Le Maroc, pays hôte pour la troisième fois consécutive de la CAN féminine ne peut pas s’autoriser de donner au peuple marocain le gain d’un titre quand l’équipe masculine s’est arrêté en quart du récent mondial américain, alors que 6e FIFA. D’autant que les deux dernières éditions ont vu l’équipe marocaine perdre en finale (2022-2024)

La force principale de l’équipe du Royaume se trouve, de manière surprenante, en défense. Sa capitaine, joueuse de l’ASFAR, club finaliste de la Ligue des Championnes africaines, HANANE AIT EL HAJ, défenseuses centrale a signé, sur les trois premiers matches, trois passes décisives, notamment lors de la dernière confrontation face à l’ALgerie, où tout s’est joué à l’intention de vaincre (84′, 1-0). Elle reprend une balle dégagée par le défense algérienne, issue d’un corner et place un plat du pied volontaire, vingt mètres de côté, pour que SANAA MSSOUDY, du même club, la mette au fond des filets, tuant l’exploit algérien qui s’annonçait.

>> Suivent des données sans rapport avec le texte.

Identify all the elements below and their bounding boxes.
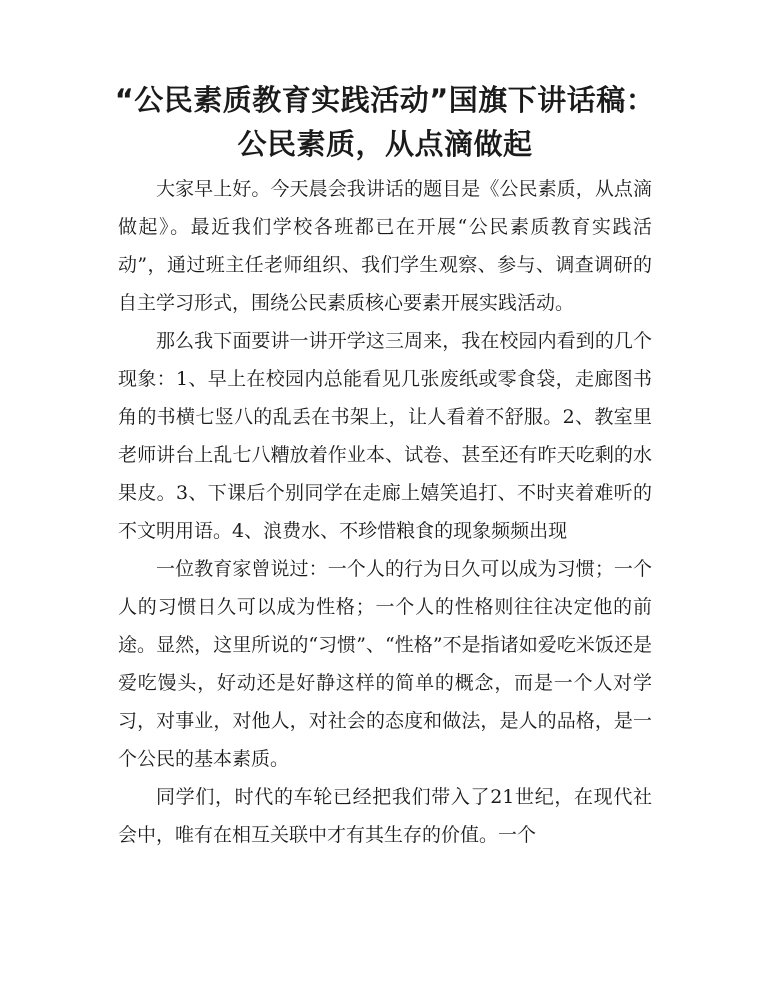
- document-title: “公民素质教育实践活动”国旗下讲话稿：公民素质，从点滴做起: [114, 83, 656, 161]
- paragraph-modern-society: 同学们，时代的车轮已经把我们带入了21世纪，在现代社会中，唯有在相互关联中才有其生存的价值。一个: [118, 786, 652, 846]
- paragraph-observations: 那么我下面要讲一讲开学这三周来，我在校园内看到的几个现象：1、早上在校园内总能看见几张废纸或零食袋，走廊图书角的书横七竖八的乱丢在书架上，让人看着不舒服。2、教室里老师讲台上乱七八糟放着作业本、试卷、甚至还有昨天吃剩的水果皮。3、下课后个别同学在走廊上嬉笑追打、不时夹着难听的不文明用语。4、浪费水、不珍惜粮食的现象频频出现: [118, 330, 652, 542]
- paragraph-greeting: 大家早上好。今天晨会我讲话的题目是《公民素质，从点滴做起》。最近我们学校各班都已在开展“公民素质教育实践活动”，通过班主任老师组织、我们学生观察、参与、调查调研的自主学习形式，围绕公民素质核心要素开展实践活动。: [118, 178, 652, 314]
- document-body: [118, 170, 652, 854]
- paragraph-educator-quote: 一位教育家曾说过：一个人的行为日久可以成为习惯；一个人的习惯日久可以成为性格；一个人的性格则往往决定他的前途。显然，这里所说的“习惯”、“性格”不是指诸如爱吃米饭还是爱吃馒头，好动还是好静这样的简单的概念，而是一个人对学习，对事业，对他人，对社会的态度和做法，是人的品格，是一个公民的基本素质。: [118, 558, 652, 770]
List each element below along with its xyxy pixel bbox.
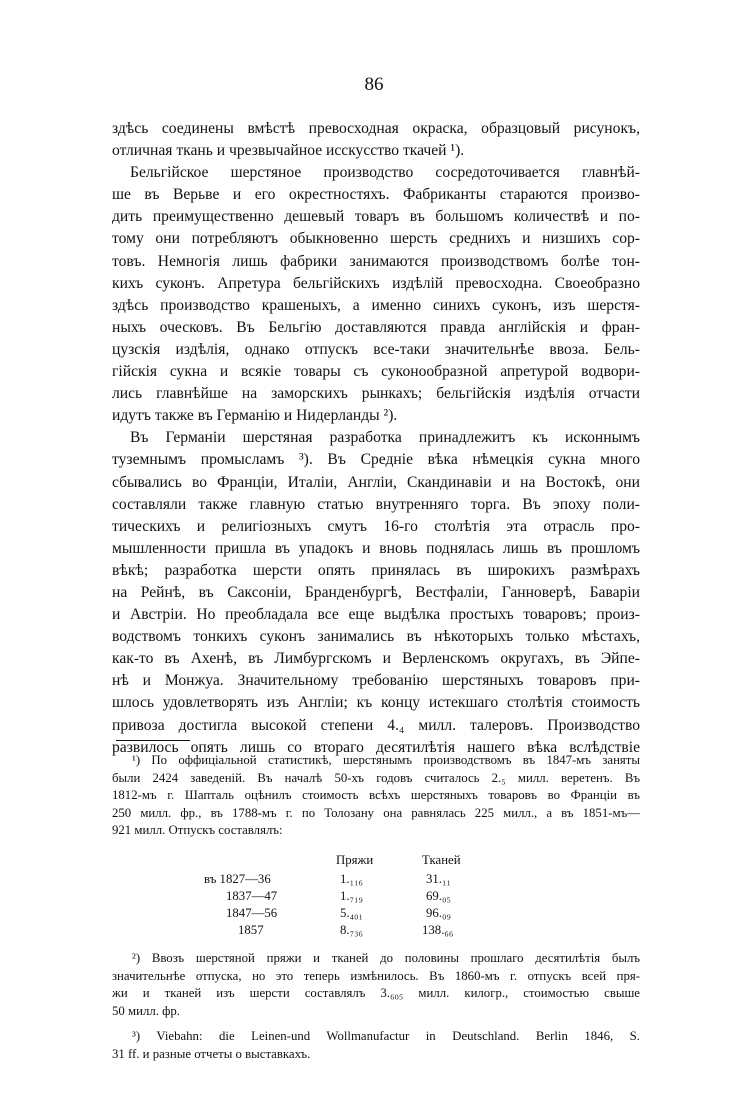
table-header-fabric: Тканей <box>422 852 461 867</box>
table-yarn-value: 8.₇₃₆ <box>340 922 363 937</box>
export-table <box>112 852 640 940</box>
text-line: вѣкѣ; разработка шерсти опять принялась въ широкихъ размѣрахъ <box>112 561 640 579</box>
table-year: 1847—56 <box>226 905 278 920</box>
text-line: на Рейнѣ, въ Саксоніи, Бранденбургѣ, Вестфаліи, Ганноверѣ, Баваріи <box>112 583 640 601</box>
table-year: въ 1827—36 <box>204 871 271 886</box>
text-line: отличная ткань и чрезвычайное исскусство ткачей ¹). <box>112 142 465 160</box>
footnote-line: ²) Ввозъ шерстяной пряжи и тканей до половины прошлаго десятилѣтія былъ <box>132 950 640 965</box>
text-line: тому они потребляютъ обыкновенно шерсть среднихъ и низшихъ сор- <box>112 230 640 248</box>
text-line: лись главнѣйше на заморскихъ рынкахъ; бельгійскія издѣлія отчасти <box>112 385 640 403</box>
text-line: туземнымъ промысламъ ³). Въ Средніе вѣка нѣмецкія сукна много <box>112 451 640 469</box>
main-text <box>112 118 640 759</box>
table-header-yarn: Пряжи <box>336 852 374 867</box>
text-line: цузскія издѣлія, однако отпускъ все-таки значительнѣе ввоза. Бель- <box>112 340 640 358</box>
table-row <box>112 905 640 922</box>
text-line: тическихъ и религіозныхъ смутъ 16-го столѣтія эта отрасль про- <box>112 517 640 535</box>
table-yarn-value: 1.₁₁₆ <box>340 871 363 886</box>
text-line: привоза достигла высокой степени 4.₄ милл. талеровъ. Производство <box>112 716 640 734</box>
text-line: гійскія сукна и всякіе товары съ суконообразной апретурой водвори- <box>112 363 640 381</box>
table-fabric-value: 138.₆₆ <box>422 922 454 937</box>
table-fabric-value: 31.₁₁ <box>426 871 451 886</box>
footnote-line: ¹) По оффиціальной статистикѣ, шерстянымъ производствомъ въ 1847-мъ заняты <box>132 753 640 767</box>
footnote-line: значительнѣе отпуска, но это теперь измѣнилось. Въ 1860-мъ г. отпускъ всей пря- <box>112 968 640 983</box>
footnote-line: 1812-мъ г. Шапталь оцѣнилъ стоимость всѣхъ шерстяныхъ товаровъ во Франціи въ <box>112 788 640 803</box>
text-line: мышленности пришла въ упадокъ и вновь поднялась лишь въ прошломъ <box>112 539 640 557</box>
text-line: сбывались во Франціи, Италіи, Англіи, Скандинавіи и на Востокѣ, они <box>112 473 640 491</box>
text-line: Въ Германіи шерстяная разработка принадлежитъ къ исконнымъ <box>130 429 640 447</box>
table-row <box>112 871 640 888</box>
text-line: товъ. Немногія лишь фабрики занимаются производствомъ болѣе тон- <box>112 252 640 270</box>
page-number: 86 <box>364 74 384 95</box>
text-line: Бельгійское шерстяное производство сосредоточивается главнѣй- <box>130 164 640 182</box>
text-line: водствомъ тонкихъ суконъ занимались въ нѣкоторыхъ только мѣстахъ, <box>112 628 640 646</box>
footnote-line: 31 ff. и разные отчеты о выставкахъ. <box>112 1046 311 1061</box>
table-yarn-value: 5.₄₀₁ <box>340 905 363 920</box>
footnote-line: 921 милл. Отпускъ составлялъ: <box>112 823 283 838</box>
footnote-line: ³) Viebahn: die Leinen-und Wollmanufactur in Deutschland. Berlin 1846, S. <box>132 1029 640 1044</box>
text-line: и Австріи. Но преобладала все еще выдѣлка простыхъ товаровъ; произ- <box>112 606 640 624</box>
footnote-line: 250 милл. фр., въ 1788-мъ г. по Толозану она равнялась 225 милл., а въ 1851-мъ— <box>112 805 640 820</box>
text-line: как-то въ Ахенѣ, въ Лимбургскомъ и Верленскомъ округахъ, въ Эйпе- <box>112 650 640 668</box>
footnote-line: жи и тканей изъ шерсти составлялъ 3.₆₀₅ милл. килогр., стоимостью свыше <box>112 986 640 1001</box>
table-row <box>112 922 640 939</box>
table-fabric-value: 96.₀₉ <box>426 905 451 920</box>
text-line: нѣ и Монжуа. Значительному требованію шерстяныхъ товаровъ при- <box>112 672 640 690</box>
text-line: идутъ также въ Германію и Нидерланды ²). <box>112 407 398 425</box>
table-year: 1837—47 <box>226 888 278 903</box>
footnote-line: 50 милл. фр. <box>112 1003 181 1018</box>
table-row <box>112 888 640 905</box>
text-line: кихъ суконъ. Апретура бельгійскихъ издѣлій превосходна. Своеобразно <box>112 274 640 292</box>
text-line: ныхъ оческовъ. Въ Бельгію доставляются правда англійскія и фран- <box>112 318 640 336</box>
text-line: составляли также главную статью внутренняго торга. Въ эпоху поли- <box>112 495 640 513</box>
text-line: здѣсь производство крашеныхъ, а именно синихъ суконъ, изъ шерстя- <box>112 296 640 314</box>
table-year: 1857 <box>238 922 264 937</box>
table-yarn-value: 1.₇₁₉ <box>340 888 363 903</box>
footnote-separator <box>116 740 190 741</box>
text-line: развилось опять лишь со втораго десятилѣтія нашего вѣка вслѣдствіе <box>112 738 640 756</box>
footnote-line: были 2424 заведеній. Въ началѣ 50-хъ годовъ считалось 2.₅ милл. веретенъ. Въ <box>112 770 640 785</box>
table-fabric-value: 69.₀₅ <box>426 888 451 903</box>
footnotes <box>112 752 640 1064</box>
text-line: дить преимущественно дешевый товаръ въ большомъ количествѣ и по- <box>112 208 640 226</box>
text-line: здѣсь соединены вмѣстѣ превосходная окраска, образцовый рисунокъ, <box>112 120 640 137</box>
text-line: шлось удовлетворять изъ Англіи; къ концу истекшаго столѣтія стоимость <box>112 694 640 712</box>
text-line: ше въ Верьве и его окрестностяхъ. Фабриканты стараются произво- <box>112 186 640 204</box>
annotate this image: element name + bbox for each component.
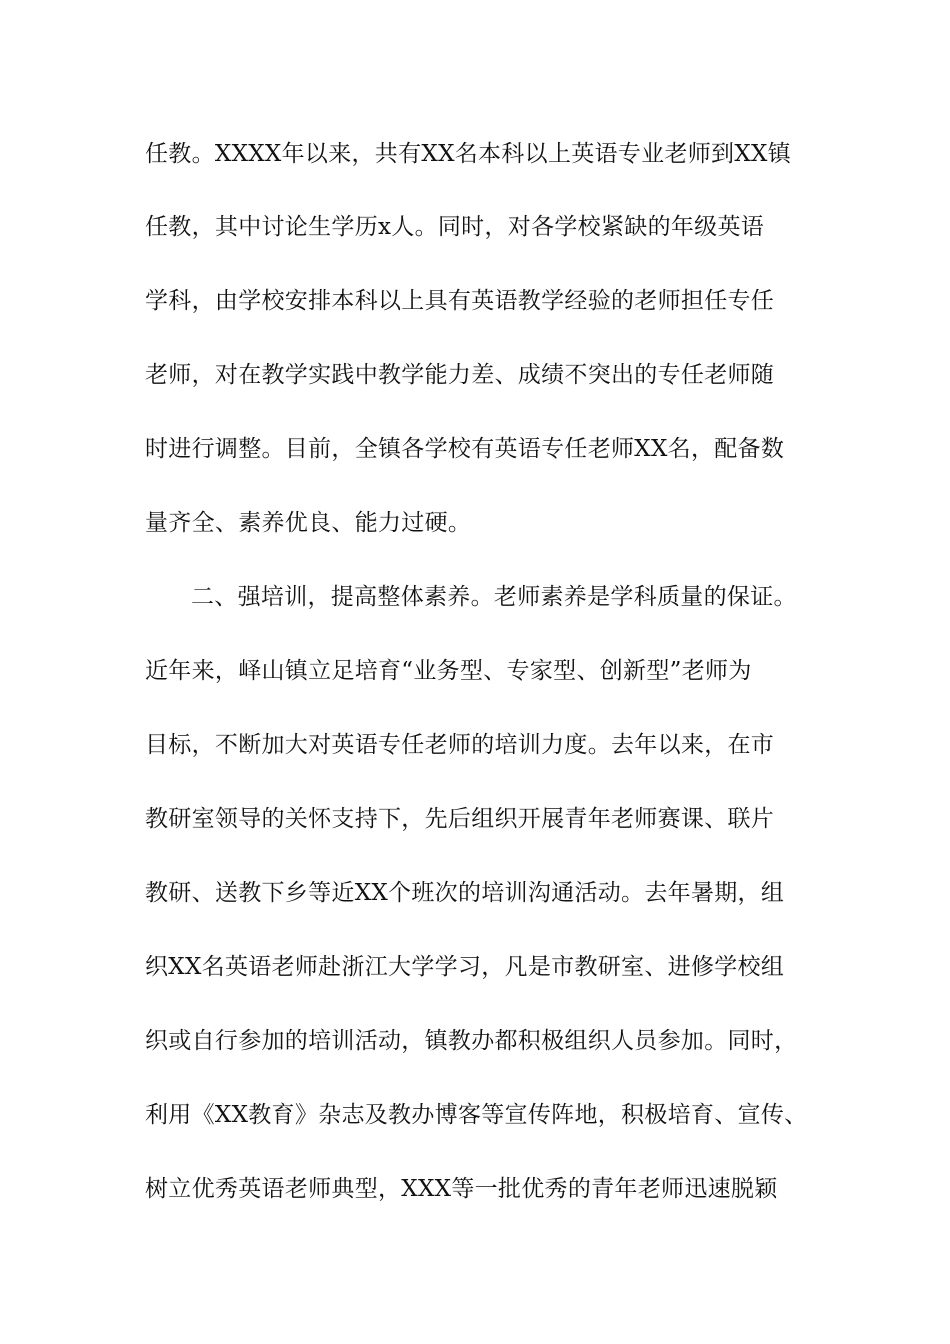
text-line-6: 量齐全、素养优良、能力过硬。 xyxy=(145,510,472,536)
text-line-3: 学科，由学校安排本科以上具有英语教学经验的老师担任专任 xyxy=(145,288,775,314)
text-line-11: 教研、送教下乡等近XX个班次的培训沟通活动。去年暑期，组 xyxy=(145,880,785,906)
text-line-4: 老师，对在教学实践中教学能力差、成绩不突出的专任老师随 xyxy=(145,362,775,388)
text-line-9: 目标，不断加大对英语专任老师的培训力度。去年以来，在市 xyxy=(145,732,775,758)
text-line-1: 任教。XXXX年以来，共有XX名本科以上英语专业老师到XX镇 xyxy=(145,141,791,167)
text-line-7-paragraph-start: 二、强培训，提高整体素养。老师素养是学科质量的保证。 xyxy=(191,584,797,610)
text-line-5: 时进行调整。目前，全镇各学校有英语专任老师XX名，配备数 xyxy=(145,436,785,462)
text-line-2: 任教，其中讨论生学历x人。同时，对各学校紧缺的年级英语 xyxy=(145,214,765,240)
text-line-14: 利用《XX教育》杂志及教办博客等宣传阵地，积极培育、宣传、 xyxy=(145,1102,808,1128)
text-line-10: 教研室领导的关怀支持下，先后组织开展青年老师赛课、联片 xyxy=(145,806,775,832)
text-line-13: 织或自行参加的培训活动，镇教办都积极组织人员参加。同时， xyxy=(145,1028,798,1054)
text-line-15: 树立优秀英语老师典型，XXX等一批优秀的青年老师迅速脱颖 xyxy=(145,1176,778,1202)
text-line-12: 织XX名英语老师赴浙江大学学习，凡是市教研室、进修学校组 xyxy=(145,954,785,980)
text-line-8: 近年来，峄山镇立足培育“业务型、专家型、创新型”老师为 xyxy=(145,658,752,684)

Dans un stade comble, pour une opposition très physique face à « l’ennemi d’à côté », le peuple a chaviré et les joueuses avec.

La sélection marocaine est faite de joueuses à domicile (13) avec, nécessairement certaines issues de la FRance (6), mais aussi d’Espagne (3) et d’Arabie Saoudite (2).

C’est, en soi, une performance puisque les championnats féminins de chaque pays n’ont pas la qualité pour sortir vingt six joueuses homogènes ayant le profil d’une qualification au mondial.

Sauf l’Afrique du Sud, son adversaire du quart de Samedi en fin de journée (22h) qui présente une sélection faite de 22 joueuses sur 26 évoluant en Afrique du Sud pour deux mexicaines, une dans le championnat suédois et la dernière dans celui écossais.

Un choix peu payant vu la difficulté des africaines à se qualifier. Une seule victoire contre le modeste Burkina Faso par la plus petite des marges (1-0), un combat contre le Nigeria, multiple vainqueur (2-2) et une défaite pour commencer le tournoi contre la Tanzanie (1-2).

Leurs chances sont modestes, avec deux gardiennes testées, pour deux buts encaissés chacune.

Elles restent néanmoins et seraient explosives si elles passaient ce tour, réduisant à néant, tout le travail féminin fait par la fédération marocaine.

Si près d’être stars africaines dans un pays qui s’en cherchent. Ce serait révolutionnaire, mais l’Afrique du Sud est le dernier pays au monde à avoir réussi sa révolution avec Mandela comme président en 1990.